Selain itu, situs juga dijadikan tempat untuk pertemuan dan rapat masyarakat zaman dahulu. "Karena di sana ditemukan batu kursi dan ruangan, yang bisa ditafsirkan ada pertemuan dan rapat di sana," Nanang menjelaskan.

[Herry Mohammad, Andi Anggana, dan pewarta foto Wisnu Prabowo]
[LAPORAN UTAMA, Majalah GATRA Edisi no 07 tahun ke 20, Beredar 12 Desember 2013]


SITUS GUNUNG PADANG 2: Singgasana Raja di Teras Lima



Pamuka lawang (Gatra/Wisnu Prabowo)
Cianjur, GATRAnews - Memasuki teras pertama, pengunjung disambut pintu "Pamuka Lawang", yang bermakna pembuka pintu atau gerbang awal. Gerbang awal ini dahulu ada dua batu, namun roboh, tersisa satu, karena faktor alam.
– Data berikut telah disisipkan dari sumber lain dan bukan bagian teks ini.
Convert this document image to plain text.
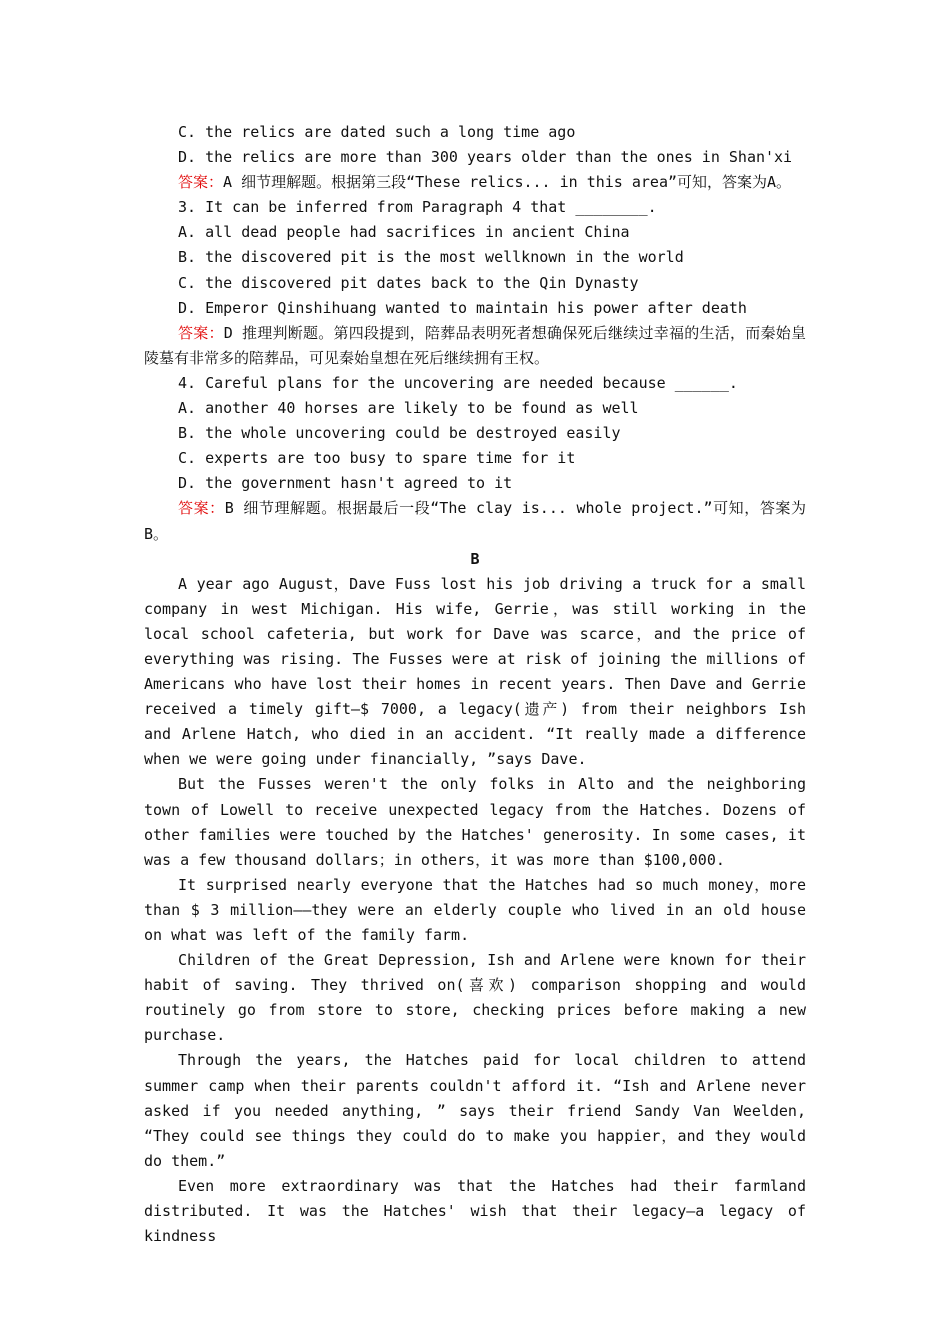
C. the relics are dated such a long time ago
D. the relics are more than 300 years older than the ones in Shan'xi
答案：A 细节理解题。根据第三段“These relics... in this area”可知，答案为A。
3. It can be inferred from Paragraph 4 that ________.
A. all dead people had sacrifices in ancient China
B. the discovered pit is the most wellknown in the world
C. the discovered pit dates back to the Qin Dynasty
D. Emperor Qinshihuang wanted to maintain his power after death
答案：D 推理判断题。第四段提到，陪葬品表明死者想确保死后继续过幸福的生活，而秦始皇陵墓有非常多的陪葬品，可见秦始皇想在死后继续拥有王权。
4. Careful plans for the uncovering are needed because ______.
A. another 40 horses are likely to be found as well
B. the whole uncovering could be destroyed easily
C. experts are too busy to spare time for it
D. the government hasn't agreed to it
答案：B 细节理解题。根据最后一段“The clay is... whole project.”可知，答案为B。
B
A year ago August，Dave Fuss lost his job driving a truck for a small company in west Michigan. His wife, Gerrie，was still working in the local school cafeteria, but work for Dave was scarce，and the price of everything was rising. The Fusses were at risk of joining the millions of Americans who have lost their homes in recent years. Then Dave and Gerrie received a timely gift—$ 7000, a legacy(遗产) from their neighbors Ish and Arlene Hatch, who died in an accident. “It really made a difference when we were going under financially, ”says Dave.
But the Fusses weren't the only folks in Alto and the neighboring town of Lowell to receive unexpected legacy from the Hatches. Dozens of other families were touched by the Hatches' generosity. In some cases, it was a few thousand dollars；in others，it was more than $100,000.
It surprised nearly everyone that the Hatches had so much money，more than $ 3 million——they were an elderly couple who lived in an old house on what was left of the family farm.
Children of the Great Depression, Ish and Arlene were known for their habit of saving. They thrived on(喜欢) comparison shopping and would routinely go from store to store, checking prices before making a new purchase.
Through the years, the Hatches paid for local children to attend summer camp when their parents couldn't afford it. “Ish and Arlene never asked if you needed anything, ” says their friend Sandy Van Weelden, “They could see things they could do to make you happier，and they would do them.”
Even more extraordinary was that the Hatches had their farmland distributed. It was the Hatches' wish that their legacy—a legacy of kindness
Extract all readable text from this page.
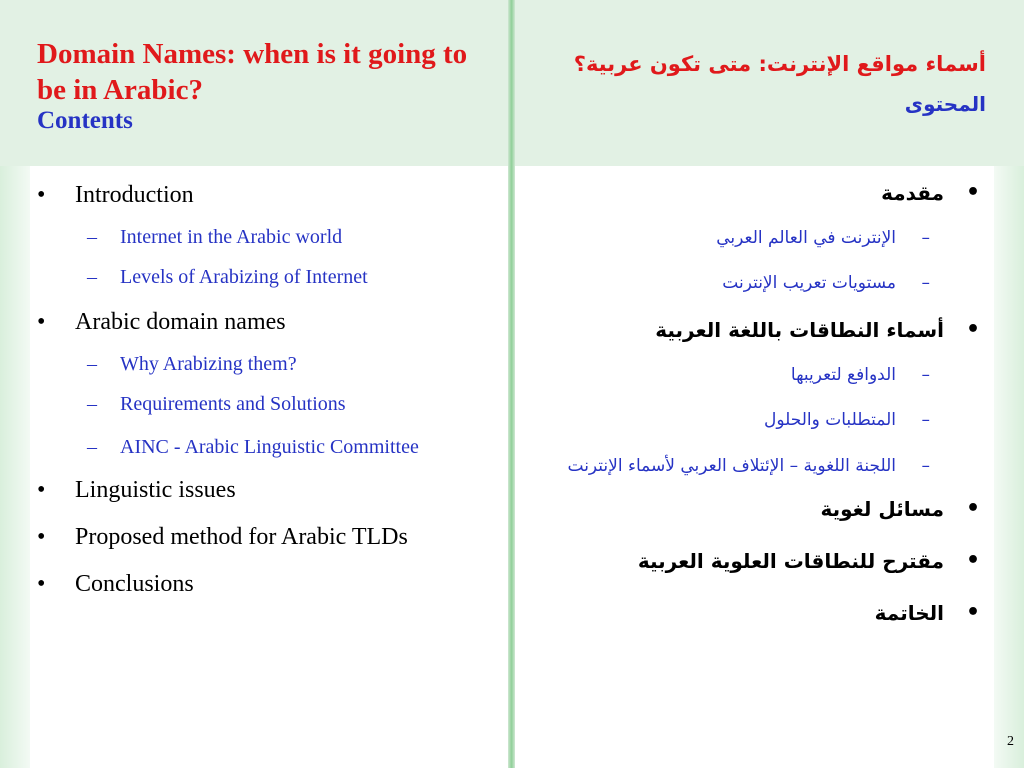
Domain Names: when is it going to be in Arabic?
Contents
أسماء مواقع الإنترنت: متى تكون عربية؟
المحتوى
• Introduction
– Internet in the Arabic world
– Levels of Arabizing of Internet
• Arabic domain names
– Why Arabizing them?
– Requirements and Solutions
– AINC - Arabic Linguistic Committee
• Linguistic issues
• Proposed method for Arabic TLDs
• Conclusions
•
مقدمة
–
الإنترنت في العالم العربي
–
مستويات تعريب الإنترنت
•
أسماء النطاقات باللغة العربية
–
الدوافع لتعريبها
–
المتطلبات والحلول
–
اللجنة اللغوية – الإئتلاف العربي لأسماء الإنترنت
•
مسائل لغوية
•
مقترح للنطاقات العلوية العربية
•
الخاتمة
2
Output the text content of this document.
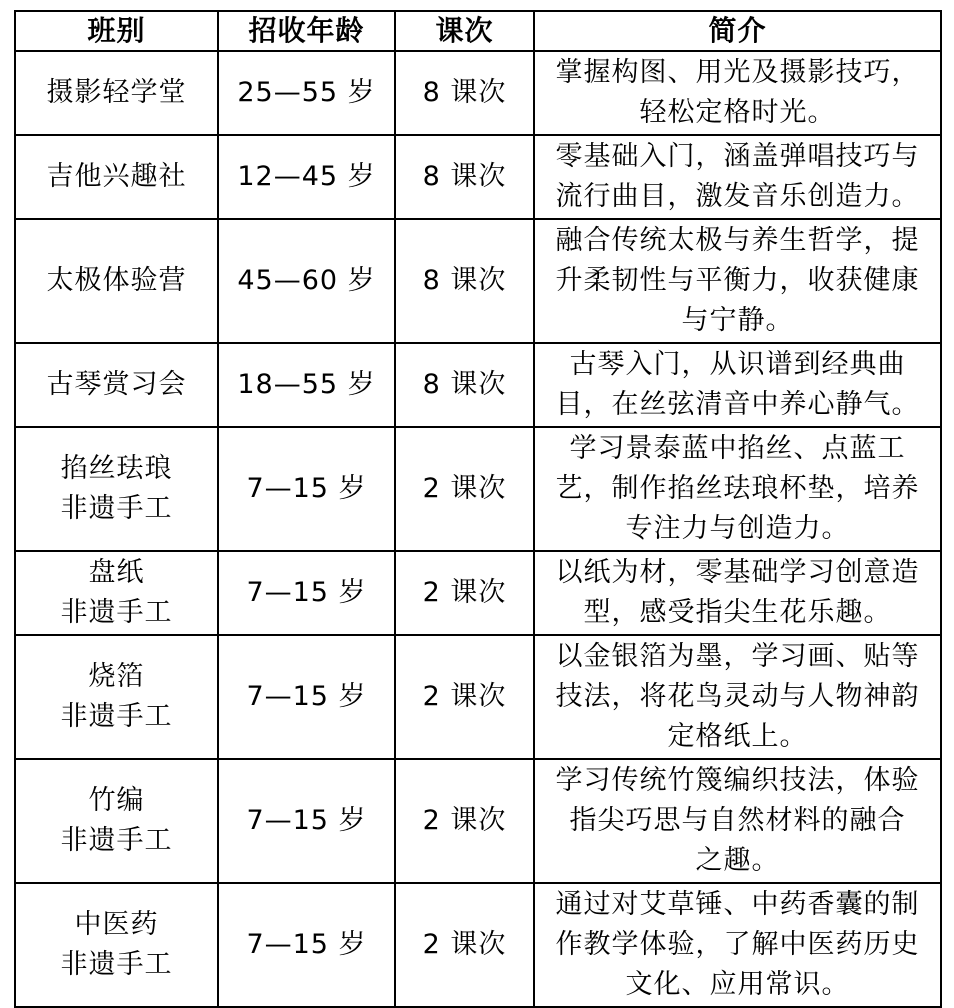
班别	招收年龄	课次	简介

摄影轻学堂	25—55 岁	8 课次	掌握构图、用光及摄影技巧，
轻松定格时光。

吉他兴趣社	12—45 岁	8 课次	零基础入门，涵盖弹唱技巧与
流行曲目，激发音乐创造力。

太极体验营	45—60 岁	8 课次	融合传统太极与养生哲学，提
升柔韧性与平衡力，收获健康
与宁静。

古琴赏习会	18—55 岁	8 课次	古琴入门，从识谱到经典曲
目，在丝弦清音中养心静气。

掐丝珐琅
非遗手工	7—15 岁	2 课次	学习景泰蓝中掐丝、点蓝工
艺，制作掐丝珐琅杯垫，培养
专注力与创造力。

盘纸
非遗手工	7—15 岁	2 课次	以纸为材，零基础学习创意造
型，感受指尖生花乐趣。

烧箔
非遗手工	7—15 岁	2 课次	以金银箔为墨，学习画、贴等
技法，将花鸟灵动与人物神韵
定格纸上。

竹编
非遗手工	7—15 岁	2 课次	学习传统竹篾编织技法，体验
指尖巧思与自然材料的融合
之趣。

中医药
非遗手工	7—15 岁	2 课次	通过对艾草锤、中药香囊的制
作教学体验，了解中医药历史
文化、应用常识。
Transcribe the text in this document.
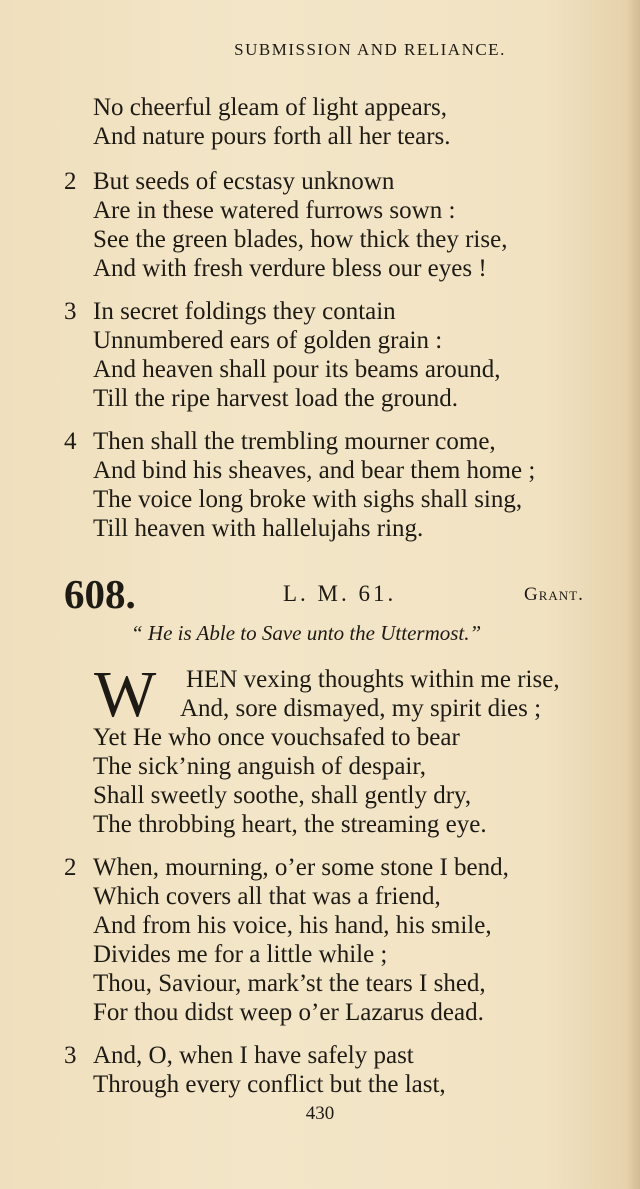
SUBMISSION AND RELIANCE.
No cheerful gleam of light appears,
And nature pours forth all her tears.
2 But seeds of ecstasy unknown
Are in these watered furrows sown :
See the green blades, how thick they rise,
And with fresh verdure bless our eyes !
3 In secret foldings they contain
Unnumbered ears of golden grain :
And heaven shall pour its beams around,
Till the ripe harvest load the ground.
4 Then shall the trembling mourner come,
And bind his sheaves, and bear them home ;
The voice long broke with sighs shall sing,
Till heaven with hallelujahs ring.
608.	L. M. 61.	Grant.
“ He is Able to Save unto the Uttermost.”
W HEN vexing thoughts within me rise,
And, sore dismayed, my spirit dies ;
Yet He who once vouchsafed to bear
The sick’ning anguish of despair,
Shall sweetly soothe, shall gently dry,
The throbbing heart, the streaming eye.
2 When, mourning, o’er some stone I bend,
Which covers all that was a friend,
And from his voice, his hand, his smile,
Divides me for a little while ;
Thou, Saviour, mark’st the tears I shed,
For thou didst weep o’er Lazarus dead.
3 And, O, when I have safely past
Through every conflict but the last,
430
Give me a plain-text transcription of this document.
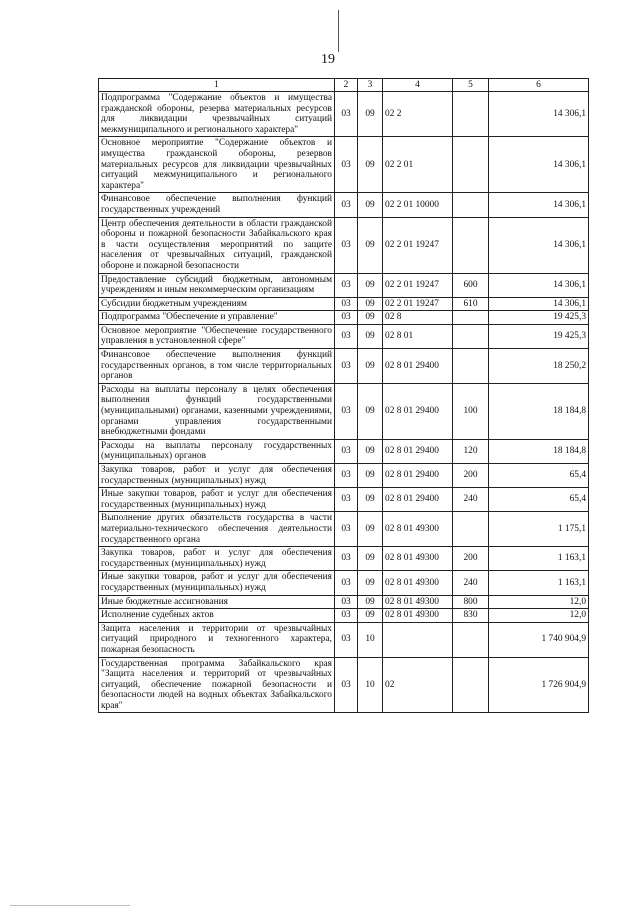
19
1	2	3	4	5	6
Подпрограмма "Содержание объектов и имущества гражданской обороны, резерва материальных ресурсов для ликвидации чрезвычайных ситуаций межмуниципального и регионального характера"	03	09	02 2		14 306,1
Основное мероприятие "Содержание объектов и имущества гражданской обороны, резервов материальных ресурсов для ликвидации чрезвычайных ситуаций межмуниципального и регионального характера"	03	09	02 2 01		14 306,1
Финансовое обеспечение выполнения функций государственных учреждений	03	09	02 2 01 10000		14 306,1
Центр обеспечения деятельности в области гражданской обороны и пожарной безопасности Забайкальского края в части осуществления мероприятий по защите населения от чрезвычайных ситуаций, гражданской обороне и пожарной безопасности	03	09	02 2 01 19247		14 306,1
Предоставление субсидий бюджетным, автономным учреждениям и иным некоммерческим организациям	03	09	02 2 01 19247	600	14 306,1
Субсидии бюджетным учреждениям	03	09	02 2 01 19247	610	14 306,1
Подпрограмма "Обеспечение и управление"	03	09	02 8		19 425,3
Основное мероприятие "Обеспечение государственного управления в установленной сфере"	03	09	02 8 01		19 425,3
Финансовое обеспечение выполнения функций государственных органов, в том числе территориальных органов	03	09	02 8 01 29400		18 250,2
Расходы на выплаты персоналу в целях обеспечения выполнения функций государственными (муниципальными) органами, казенными учреждениями, органами управления государственными внебюджетными фондами	03	09	02 8 01 29400	100	18 184,8
Расходы на выплаты персоналу государственных (муниципальных) органов	03	09	02 8 01 29400	120	18 184,8
Закупка товаров, работ и услуг для обеспечения государственных (муниципальных) нужд	03	09	02 8 01 29400	200	65,4
Иные закупки товаров, работ и услуг для обеспечения государственных (муниципальных) нужд	03	09	02 8 01 29400	240	65,4
Выполнение других обязательств государства в части материально-технического обеспечения деятельности государственного органа	03	09	02 8 01 49300		1 175,1
Закупка товаров, работ и услуг для обеспечения государственных (муниципальных) нужд	03	09	02 8 01 49300	200	1 163,1
Иные закупки товаров, работ и услуг для обеспечения государственных (муниципальных) нужд	03	09	02 8 01 49300	240	1 163,1
Иные бюджетные ассигнования	03	09	02 8 01 49300	800	12,0
Исполнение судебных актов	03	09	02 8 01 49300	830	12,0
Защита населения и территории от чрезвычайных ситуаций природного и техногенного характера, пожарная безопасность	03	10			1 740 904,9
Государственная программа Забайкальского края "Защита населения и территорий от чрезвычайных ситуаций, обеспечение пожарной безопасности и безопасности людей на водных объектах Забайкальского края"	03	10	02		1 726 904,9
Untuk masuk ke lokasi lebih dalam, ada dua jalan, dari kiri dan kanan, yang masing-masing memiliki jarak yang sama, yakni 22 meter.
Ketika masuk lebih dalam, di teras satu, terdapat sebuah gundukan yang bernama "Bukit Masigit", yang berarti sebuah langgar atau musala. Ruangan itu melambangkan unsur peribadatan masyarakat dahulu. Di teras pertama juga terdapat sebuah pohon cempaka. "Pohon ini tanda awal masuk situs. Dalam budaya Sunda ada istilah 'kuncung putih', yakni pohon cempaka yang wangi," ujarnya.

Masih menelusuri teras pertama, dalam setiap ruangan, pintu masuk dan keluar berbeda. Ini menandakan bahwa sudah terbentuk pola pikir maju pada masyarakat dahulu untuk membuat tanda. Teras pertama jauh lebih rapi. Yang parah teras kelima. Pada teras pertama, ada lantai yang berbahan susunan batuan alami, terlihat seperti ubin porselen.

Di teras ini juga terdapat sebuah meja purba, yang bernama "dolmen". "Hanya batu inilah yang lebar dan warnanya beda. Makanya disebut sebagai batu meja," kata Nanang sembari menunjuk ke arah dolmen. Dolmen digunakan untuk sebuah kegiatan dan ritual serta persembahan suatu acara. "Ada sesajian dan tempat untuk ngobrol, musyawarah."

Ada tiga ruangan di teras pertama. Masyarakat Sunda biasa menyebut ruangan itu dengan nama: Rama, Ratu, dan Resi. Rama, ruang untuk pertunjukan dan biasa ditempati para tokoh. Ratu untuk ruang pimpinan. Dan Resi untuk masyarakat biasa.

Di dalam ruang pertunjukan terdapat dua buah batu purba, yang diduga sebagai alat musik masyarakat di era purba. Ada batu "bonang" dan "kecapi". Intinya, semua bebatuan situs berbunyi.

Namun, yang dikenal memiliki suara nyaring hanya kedua batu tersebut. Di batu bonang ada relief yang seakan-akan memiliki jejak jari, juga terdapat ukiran huruf Arab yang berbunyi alif lam lam ha.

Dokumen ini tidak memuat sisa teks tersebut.